Text -> turn into numbers -> build a model -> train the model to find patterns -> use patterns (make predictions)
Talk is cheap, show the code only.
# Check for GPU
!nvidia-smi -L
# Import series of helper functions for the notebook
from helper_functions import unzip_data, create_tensorboard_callback, plot_loss_curves, compare_historys
下载和解压数据。
# Download data (same as from Kaggle)
!wget "https://storage.googleapis.com/ztm_tf_course/nlp_getting_started.zip"
# Unzip data
unzip_data("nlp_getting_started.zip")
数据读取和可视化。
# Turn .csv files into pandas DataFrame's
import pandas as pd
train_df = pd.read_csv("train.csv")
test_df = pd.read_csv("test.csv")
train_df.head()
The data includes: id, keyword, location, text, target
# Shuffle training dataframe
train_df_shuffled = train_df.sample(frac=1, random_state=42) # shuffle with random_state=42 for reproducibility
train_df_shuffled.head()
frac means 100% of the datas.
# How many examples of each class?
train_df.target.value_counts()
# How many samples total?
print(f"Total training samples: {len(train_df)}")

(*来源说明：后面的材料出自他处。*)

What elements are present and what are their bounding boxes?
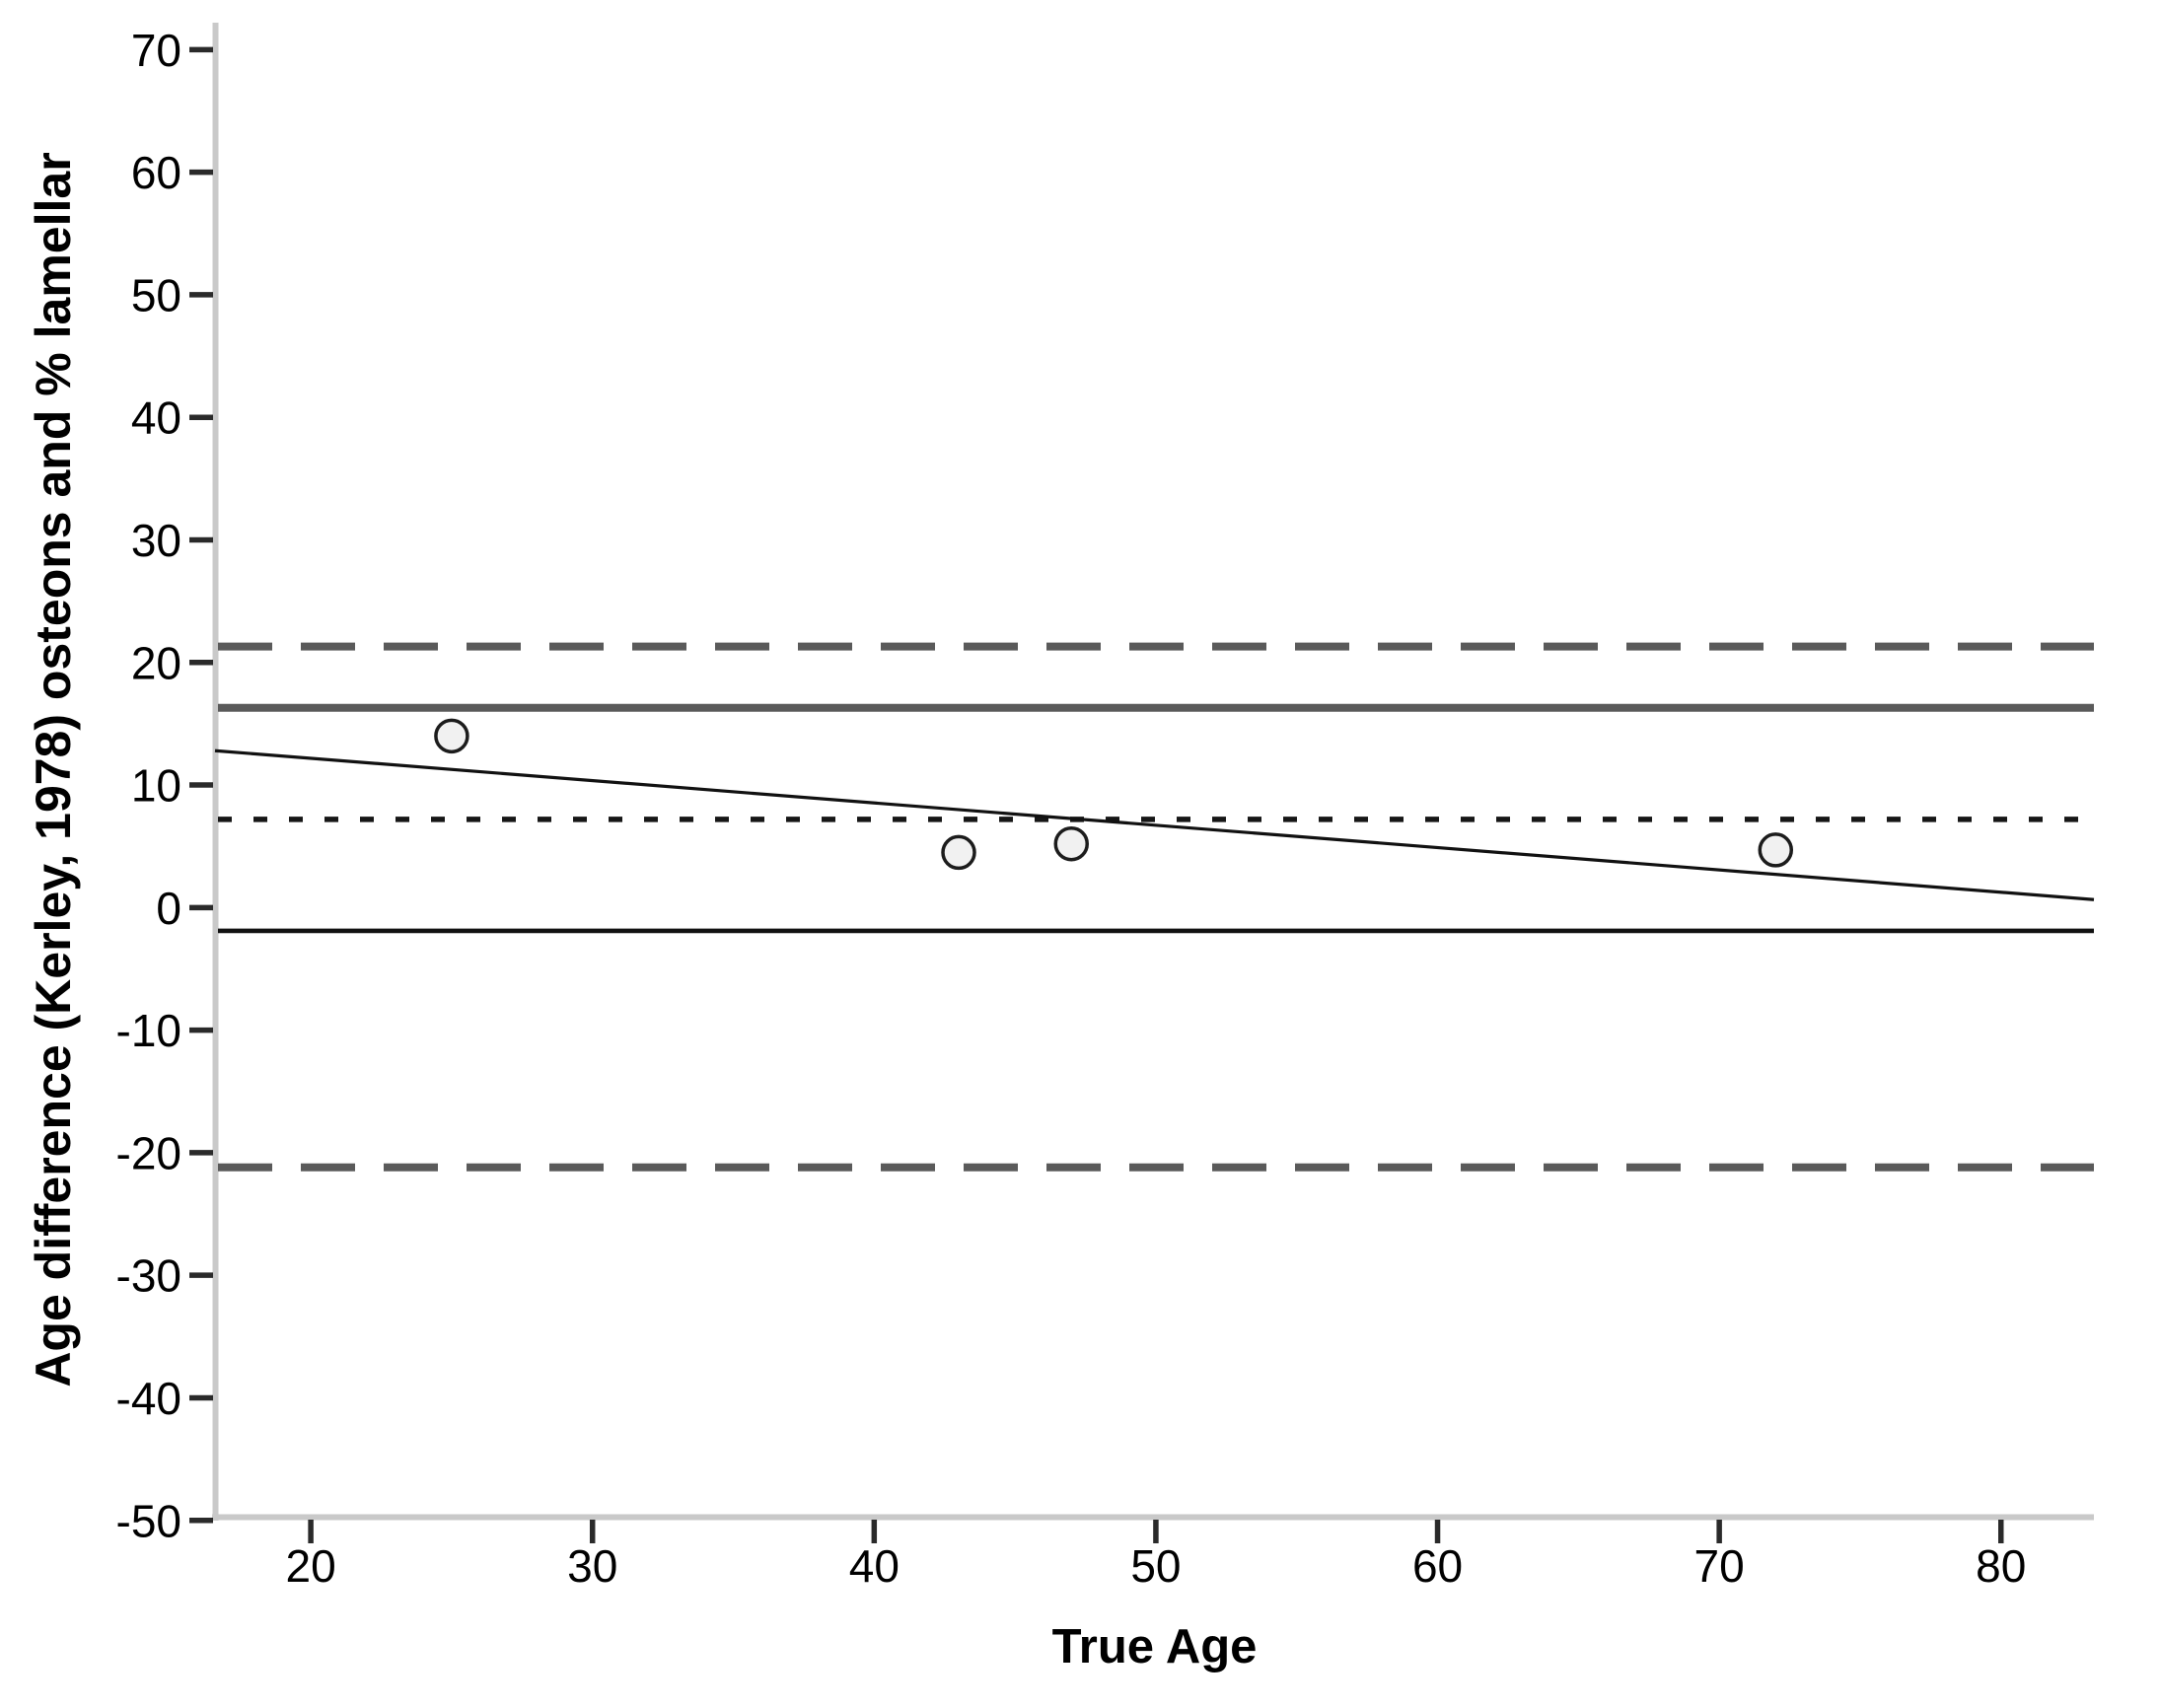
x-tick-label: 40 xyxy=(849,1540,900,1592)
y-tick-label: 60 xyxy=(131,147,181,198)
y-tick-label: 10 xyxy=(131,760,181,812)
data-point xyxy=(434,718,469,754)
x-tick-label: 60 xyxy=(1412,1540,1463,1592)
x-tick-label: 20 xyxy=(286,1540,336,1592)
y-tick-label: 40 xyxy=(131,392,181,444)
y-tick-label: 30 xyxy=(131,515,181,566)
y-tick-label: -40 xyxy=(116,1373,181,1424)
x-tick-label: 70 xyxy=(1694,1540,1745,1592)
data-point xyxy=(1053,825,1089,862)
y-tick-label: 20 xyxy=(131,637,181,688)
y-tick-label: 50 xyxy=(131,269,181,320)
y-tick-label: -30 xyxy=(116,1250,181,1302)
data-point xyxy=(1758,832,1794,868)
x-tick-label: 30 xyxy=(567,1540,617,1592)
y-tick-label: -50 xyxy=(116,1495,181,1546)
x-tick-label: 50 xyxy=(1130,1540,1181,1592)
y-axis-title: Age difference (Kerley, 1978) osteons an… xyxy=(26,152,81,1388)
data-point xyxy=(941,834,976,871)
y-tick-label: -10 xyxy=(116,1005,181,1056)
y-tick-label: 0 xyxy=(156,883,181,934)
regression-line xyxy=(214,748,2095,901)
y-tick-label: -20 xyxy=(116,1127,181,1178)
y-tick-label: 70 xyxy=(131,25,181,76)
x-axis-title: True Age xyxy=(1051,1620,1258,1673)
x-tick-label: 80 xyxy=(1976,1540,2026,1592)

print(f"Total test samples: {len(test_df)}")
print(f"Total samples: {len(train_df) + len(test_df)}")
Visualize!
# Let's visualize some random training examples
import random
random_index = random.randint(0, len(train_df)-5) # create random indexes not higher than the total number of samples
for row in train_df_shuffled[["text", "target"]][random_index:random_index+5].itertuples():
_, text, target = row
print(f"Target: {target}", "(real disaster)" if target > 0 else "(not real disaster)")
print(f"Text:\n{text}\n")
print("---\n")
将 text 和 target 转化为 numpy array 格式并进行数据的分割,方便后续使用。

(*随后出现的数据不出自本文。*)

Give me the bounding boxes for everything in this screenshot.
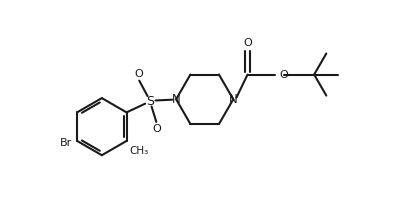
Text: O: O: [243, 37, 252, 48]
Text: Br: Br: [60, 138, 72, 148]
Text: N: N: [229, 93, 238, 106]
Text: O: O: [279, 70, 288, 80]
Text: N: N: [172, 93, 181, 106]
Text: O: O: [134, 69, 143, 79]
Text: O: O: [152, 124, 161, 134]
Text: CH₃: CH₃: [130, 146, 149, 156]
Text: S: S: [146, 95, 154, 108]
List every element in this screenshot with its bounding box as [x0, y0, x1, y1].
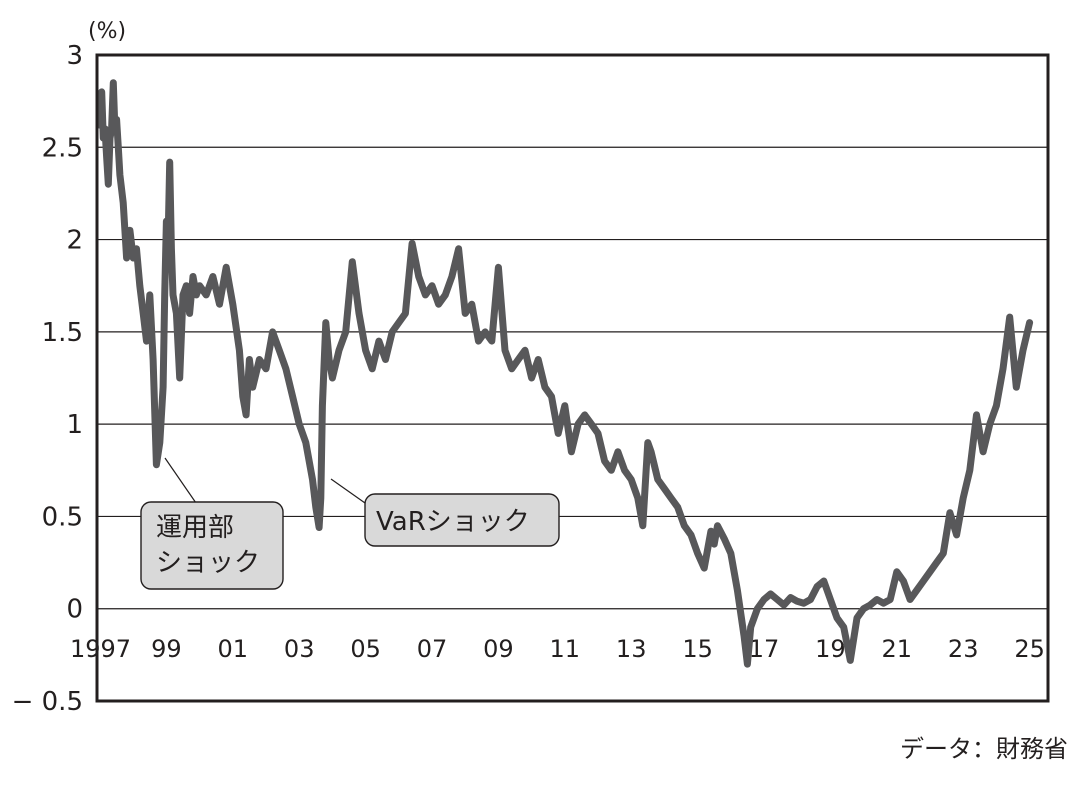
x-axis-tick-labels: 1997 99 01 03 05 07 09 11 13 15 17 19 21 23 25 — [70, 635, 1045, 663]
annotation-text-var: VaRショック — [376, 507, 530, 537]
annotation-leader-var — [330, 478, 366, 504]
y-axis-unit-label: (%) — [88, 19, 126, 44]
annotation-leader-unyobu — [164, 457, 197, 504]
annotation-box-unyobu — [140, 501, 284, 590]
plot-frame — [95, 53, 1050, 703]
y-axis-tick-labels: 3 2.5 2 1.5 1 0.5 0 − 0.5 — [12, 41, 83, 717]
x-tick-label: 19 — [815, 635, 846, 663]
y-tick-label: 0.5 — [42, 502, 83, 532]
x-tick-label: 21 — [882, 635, 913, 663]
x-tick-label: 17 — [749, 635, 780, 663]
x-tick-label: 05 — [350, 635, 381, 663]
annotation-box-var — [364, 493, 560, 547]
x-tick-label: 03 — [284, 635, 315, 663]
y-tick-label: 0 — [66, 595, 83, 625]
data-source-note: データ：財務省 — [900, 735, 1068, 763]
x-tick-label: 25 — [1014, 635, 1045, 663]
y-tick-label: 3 — [66, 41, 83, 71]
x-tick-label: 07 — [417, 635, 448, 663]
x-tick-label: 01 — [218, 635, 249, 663]
x-tick-label: 15 — [682, 635, 713, 663]
annotation-text-unyobu-line1: 運用部 — [156, 513, 234, 543]
y-tick-label: 1 — [66, 410, 83, 440]
x-tick-label: 1997 — [70, 635, 131, 663]
x-tick-label: 13 — [616, 635, 647, 663]
yield-series-line — [96, 79, 1034, 668]
annotation-text-unyobu-line2: ショック — [156, 548, 260, 578]
y-tick-label: 1.5 — [42, 318, 83, 348]
x-tick-label: 99 — [151, 635, 182, 663]
x-tick-label: 09 — [483, 635, 514, 663]
x-tick-label: 11 — [550, 635, 581, 663]
y-tick-label: 2 — [66, 226, 83, 256]
y-tick-label: − 0.5 — [12, 687, 83, 717]
x-tick-label: 23 — [948, 635, 979, 663]
y-tick-label: 2.5 — [42, 133, 83, 163]
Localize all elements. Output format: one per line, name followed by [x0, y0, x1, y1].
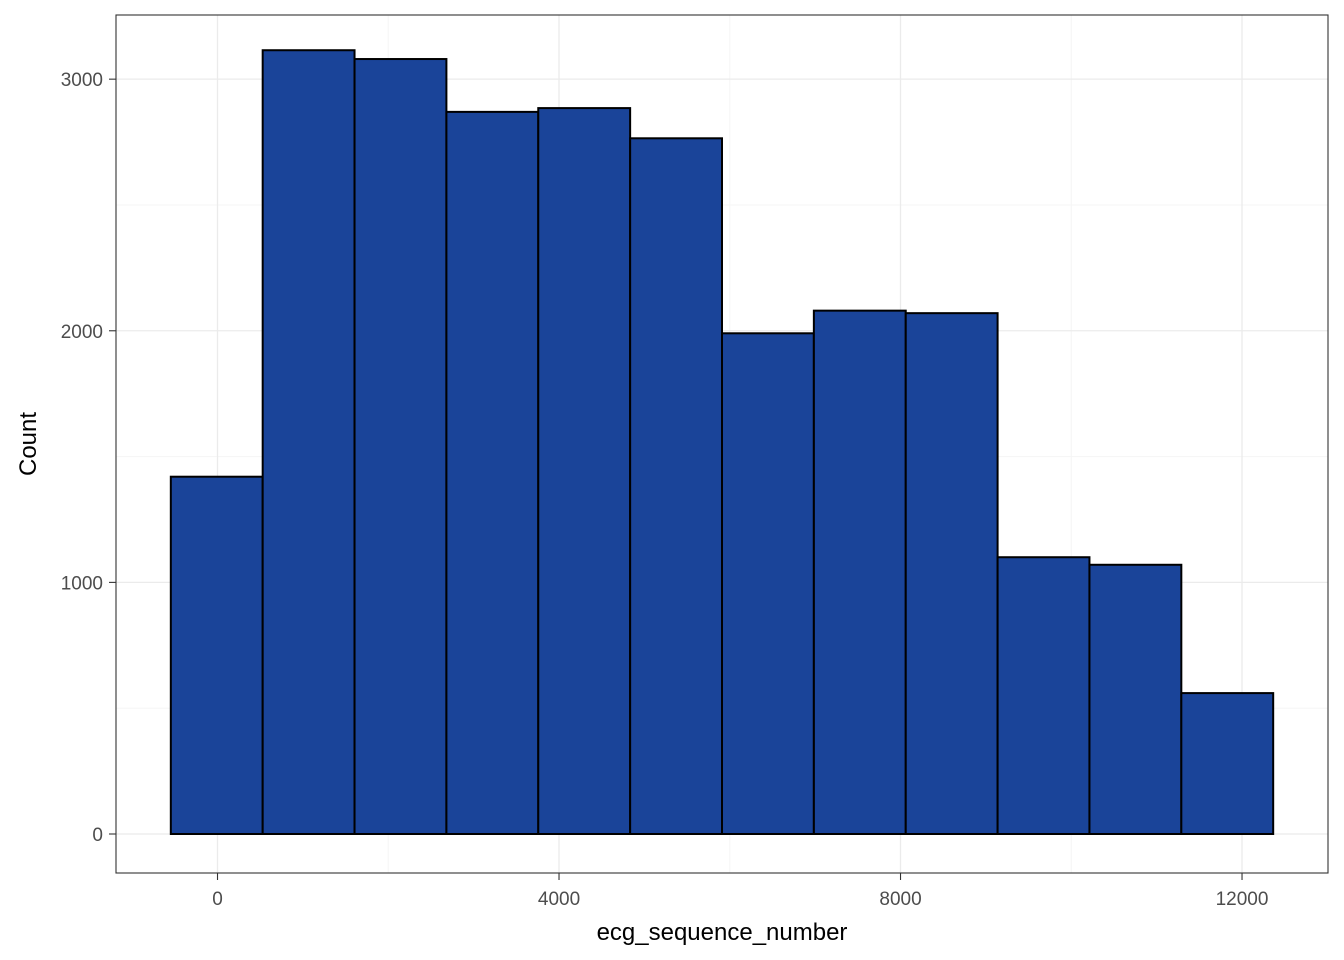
histogram-bar-2 — [261, 49, 356, 835]
x-axis: 0 4000 8000 12000 — [212, 873, 1268, 910]
y-tick-label: 0 — [92, 825, 103, 846]
histogram-bar-4 — [445, 110, 540, 835]
y-tick-label: 3000 — [61, 70, 103, 91]
histogram-bar-12 — [1180, 692, 1275, 836]
histogram-bar-10 — [996, 556, 1091, 836]
x-tick-label: 0 — [212, 889, 223, 910]
y-axis-title: Count — [15, 412, 42, 476]
x-tick-label: 12000 — [1216, 889, 1269, 910]
histogram-bar-9 — [904, 312, 999, 835]
histogram-bar-5 — [537, 107, 632, 835]
y-tick-label: 1000 — [61, 573, 103, 594]
histogram-bar-1 — [169, 475, 264, 835]
histogram-bar-3 — [353, 58, 448, 835]
x-axis-title: ecg_sequence_number — [597, 919, 848, 946]
histogram-bar-8 — [812, 309, 907, 836]
y-axis: 0 1000 2000 3000 — [61, 70, 116, 846]
x-tick-label: 8000 — [879, 889, 921, 910]
histogram-bar-6 — [629, 137, 724, 835]
panel-border — [115, 14, 1329, 874]
y-tick-label: 2000 — [61, 322, 103, 343]
x-tick-label: 4000 — [538, 889, 580, 910]
histogram-bar-7 — [721, 332, 815, 835]
bars — [169, 49, 1275, 836]
histogram-bar-11 — [1088, 563, 1183, 835]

from sklearn.model_selection import train_test_split
# Use train_test_split to split training data into training and validation sets
train_sentences, val_sentences, train_labels, val_labels = train_test_split(
train_df_shuffled["text"].to_numpy(),
train_df_shuffled["target"].to_numpy(),
test_size=0.1, # dedicate 10% of samples to validation set
random_state=42
) # random state for reproducibility
# Check the lengths
len(train_sentences), len(train_labels), len(val_sentences), len(val_labels)
# View the first 10 training sentences and their labels
train_sentences[:10], train_labels[:10]
Tokenization,我还是很喜欢Daniel的解释,很简洁简单好懂。分词技术,以下几种:
Embedding,嵌入。是一个单词的向量表示。可以自己训练得到,也可以用pre-trained的嵌入层。
向量之间的相似度使用余弦相似度度量。
嵌入矩阵和上下文矩阵:
嵌入矩阵(Embedding Matrix)是将离散的词汇或类别映射到低维连续向量空间的矩阵。在自然语言处理中,通常使用词嵌入技术,将每个单词表示为一个固定长度的向量。这些向量在嵌入矩阵中进行存储,每行对应一个单词的嵌入。

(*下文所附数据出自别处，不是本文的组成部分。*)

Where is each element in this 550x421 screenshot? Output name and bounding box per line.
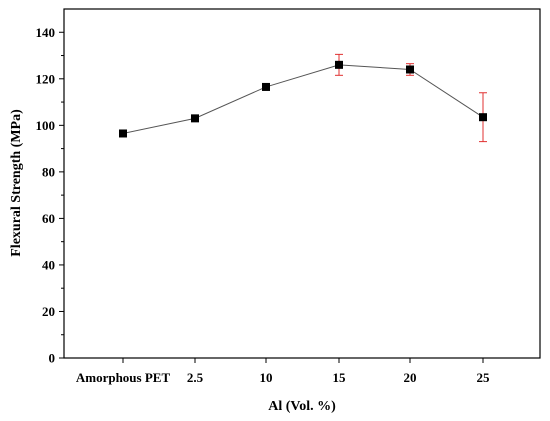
y-axis-title: Flexural Strength (MPa) [9, 109, 24, 257]
y-tick-label: 120 [36, 71, 56, 86]
data-point-marker [119, 129, 127, 138]
x-tick-label: 20 [404, 370, 417, 385]
x-axis-title: Al (Vol. %) [268, 399, 336, 414]
y-tick-label: 80 [42, 164, 55, 179]
series-line [122, 64, 484, 134]
ticks-layer: 0 20 40 60 80 100 120 140 Amorphous PET 2.5 10 15 20… [36, 25, 491, 385]
error-bars-layer [119, 53, 487, 143]
data-point-marker [335, 60, 343, 69]
data-point-marker [191, 114, 199, 123]
x-tick-label: Amorphous PET [76, 370, 171, 385]
y-tick-label: 140 [36, 25, 56, 40]
data-point-marker [406, 65, 414, 74]
y-tick-label: 100 [36, 118, 56, 133]
x-tick-label: 10 [260, 370, 273, 385]
x-tick-label: 15 [333, 370, 347, 385]
series-line-layer [122, 64, 484, 134]
data-point-marker [262, 82, 270, 91]
markers-layer [119, 60, 487, 138]
y-tick-label: 0 [49, 351, 56, 366]
y-tick-label: 60 [42, 211, 55, 226]
plot-frame [63, 8, 541, 359]
y-tick-label: 20 [42, 304, 55, 319]
y-tick-label: 40 [42, 257, 55, 272]
data-point-marker [479, 113, 487, 122]
x-tick-label: 2.5 [187, 370, 204, 385]
x-tick-label: 25 [477, 370, 491, 385]
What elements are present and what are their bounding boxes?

上下文矩阵(Context Matrix)是用来表示某种上下文的矩阵。上下文可以是一个句子、一个文档,或者其他一些序列数据。这个矩阵捕捉了序列中的信息,并可用于下游任务,如情感分析、命名实体识别等。
这两个矩阵之间的关系在自然语言处理中非常密切。在很多任务中,嵌入矩阵用来将单词映射到向量空间,而上下文矩阵则用来表示单词所处的上下文信息。嵌入矩阵可以视为上下文矩阵的一部分,因为它包含了单词的语义信息,而上下文矩阵则更广泛地表示了整个序列的语义。
在深度学习模型中,通常会将嵌入矩阵作为模型的一部分,在训练过程中学习得到,以便模型能够更好地理解输入数据。上下文矩阵则可能由嵌入矩阵以及其他模型的隐藏状态等信息组成,用来表示更高级的语义和序列信息。
TextVectorization类的输出结果是经过向量化处理后的文本数据。这个类可以将输入的原始文本数据转换成数值化的表示,使其可以被深度学习模型所理解和处理。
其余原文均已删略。